怪しい中年だったテニスクラブ

いつも半分酔っ払っていながらテニスをするという不健康なテニスクラブの活動日誌

「東大現代文で思考力を鍛える」出口汪

2015-11-28 08:32:42 | 
出口汪というとあの大本教の出口王仁三郎の息子さん、と言っても知る人ぞ知るかもしれませんが、今や入試現代文のカリスマ講師。

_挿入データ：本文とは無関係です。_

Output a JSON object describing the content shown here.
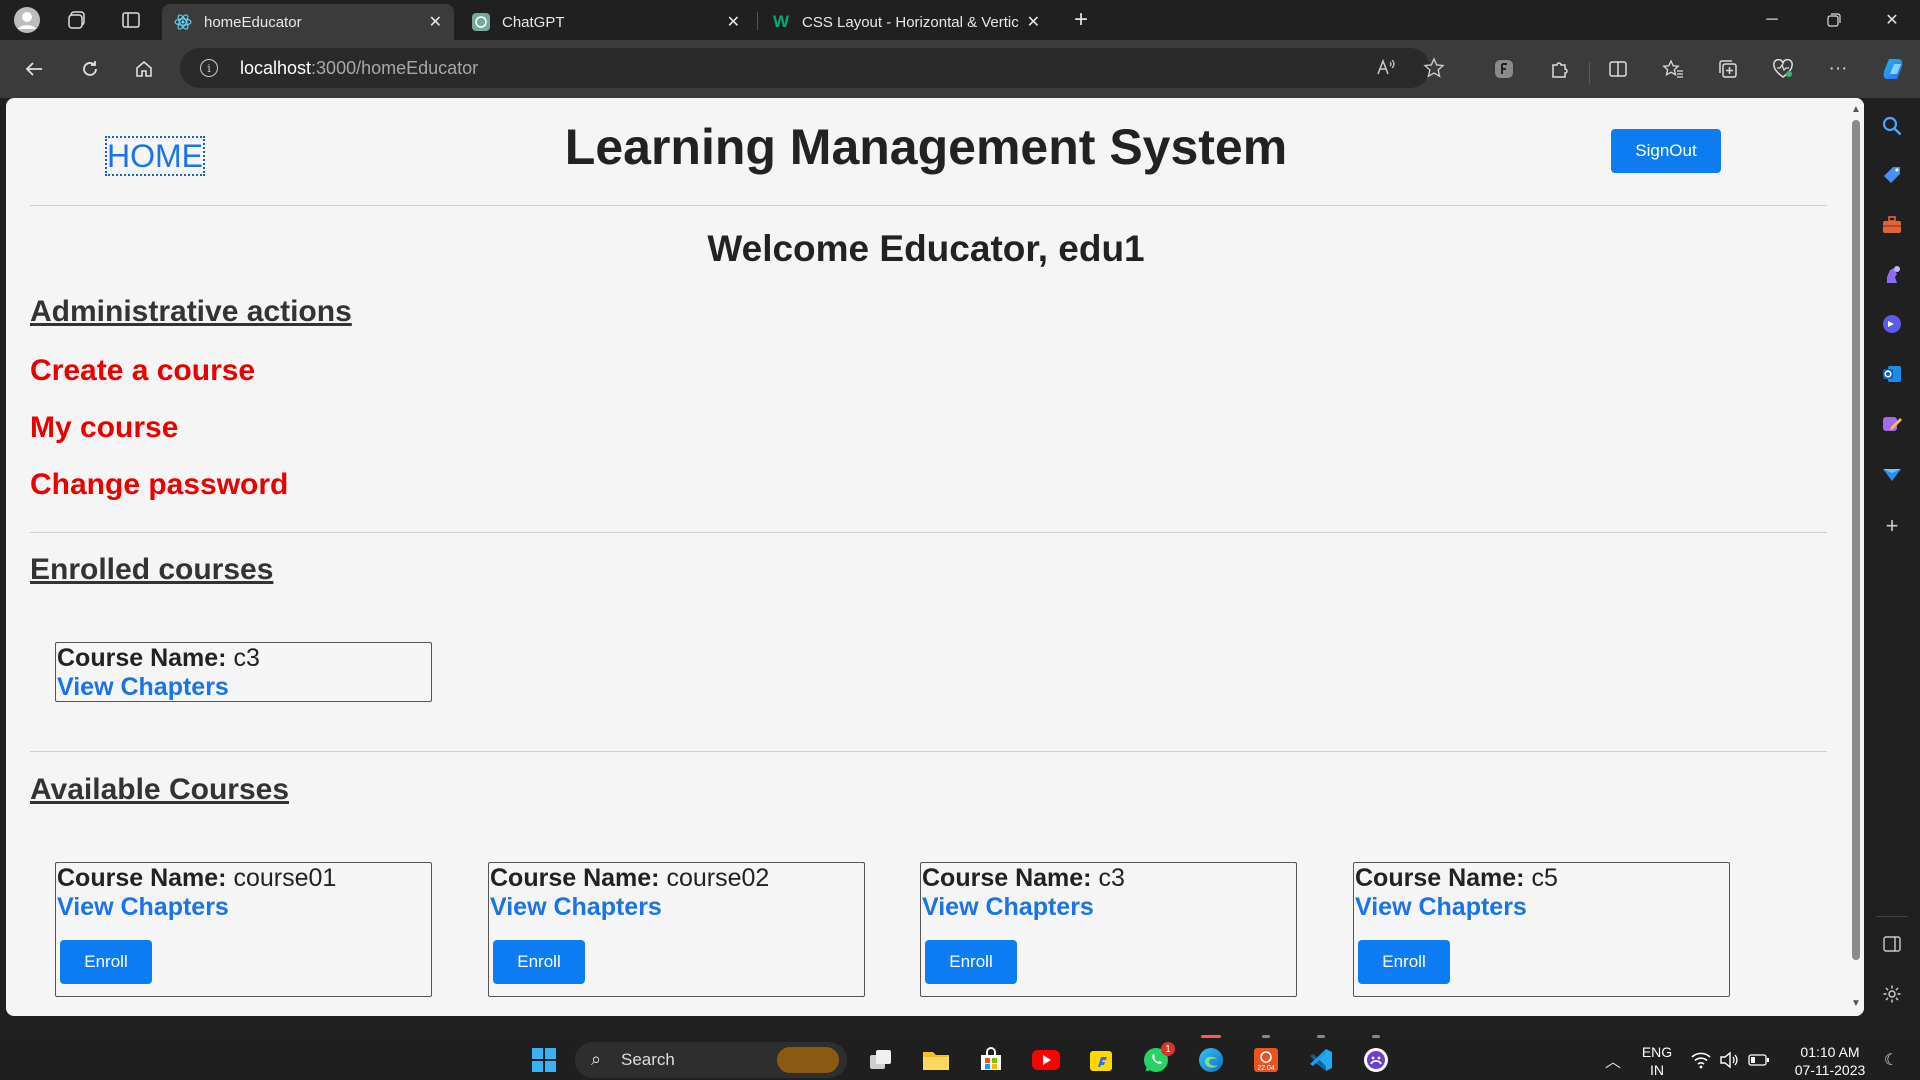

当然この本も受験参考書の類と思うかもしれませんがさに非ず。

東大の「現代文」の入試問題で提示される問題文は、高級官僚養成学校のイメージとは異なり「反権力」「反常識」の主張が根底にあり、多種多様です。
そしてここで問われているものは、固定観念にとらわれない柔軟な思考力と、それを他者に正確に伝えるための論理的な思考力です。
この本では12の問題文が取り上げられていますが、問題文ということを離れて読んでみてもなかなか魅力的なものばかり。でも人生のいろいろな楽しみを封印して受験勉強として必死で知識を暗記して詰め込んできた受験生にはちょっと皮肉なものも多いかも。当の受験生はそんな皮肉を感じる余裕もないでしょうけど。
問題文は多岐にわたっていますが、さすがに受験問題ということもあって知る人ぞ知るというものばかりなんでしょうけど私には初めて読むものばかりです。そもそも著者で知っていたのが福永武彦と堀田善衛だけだったので当然でしょうが、改めて一般教養のなさを知ることになりました。
因みに東大の問題文は抽象度の高い、哲学的な文章、文学者の随想でも現代的な作家のものが選ばれるそうです。対して京大は小説が出題されることがあり、しかも森鴎外、夏目漱石、永井荷風など現代作家よりも文豪の文章が好んで出題されるとか。問題文にも大学の好みというか個性が出てくるみたいです。そのほかの大学で特色があるところは慶応大学とか。他大学でマークセンス方式中心の出題が増えている中で小論文を出題しており、論理的な読解力や思考力、記述力を試すものになっていて著者も高く評価してます。
この本は12の問題文についてその論が説くところを分かりやすく解説して、さらに問題に対する解き方を解説して論理的な答えを導き出し最後に模範解答を示しています。一通り問題文を読んだだけではもやもやとしていたものが解説によって論理的にすっきりするのはさすが現代文のカリスマ。一応自分でも問題を解いてみるのですが、とても模範解答のようにはできないのでやっぱり東大は無理か…
補講として、この問題文を読んで興味を持ったなら、次のステップとして読むべき本もちゃんと教えてくれます。
東大の受験問題という素材から論理的思考をちゃんと学べるようになっています。
この本が魅力的なのは論理的思考を学べるだけでなく、その題材に使ってある東大の問題文が魅力的だから。権威の塔のはずなのに権威に阿らない柔軟な思考の素材ばかりです。
思考力は鍛えられたどうかわかりませんが、なんだかとても勉強になった気分です。
今度は続編の京大のを読んでみましょう。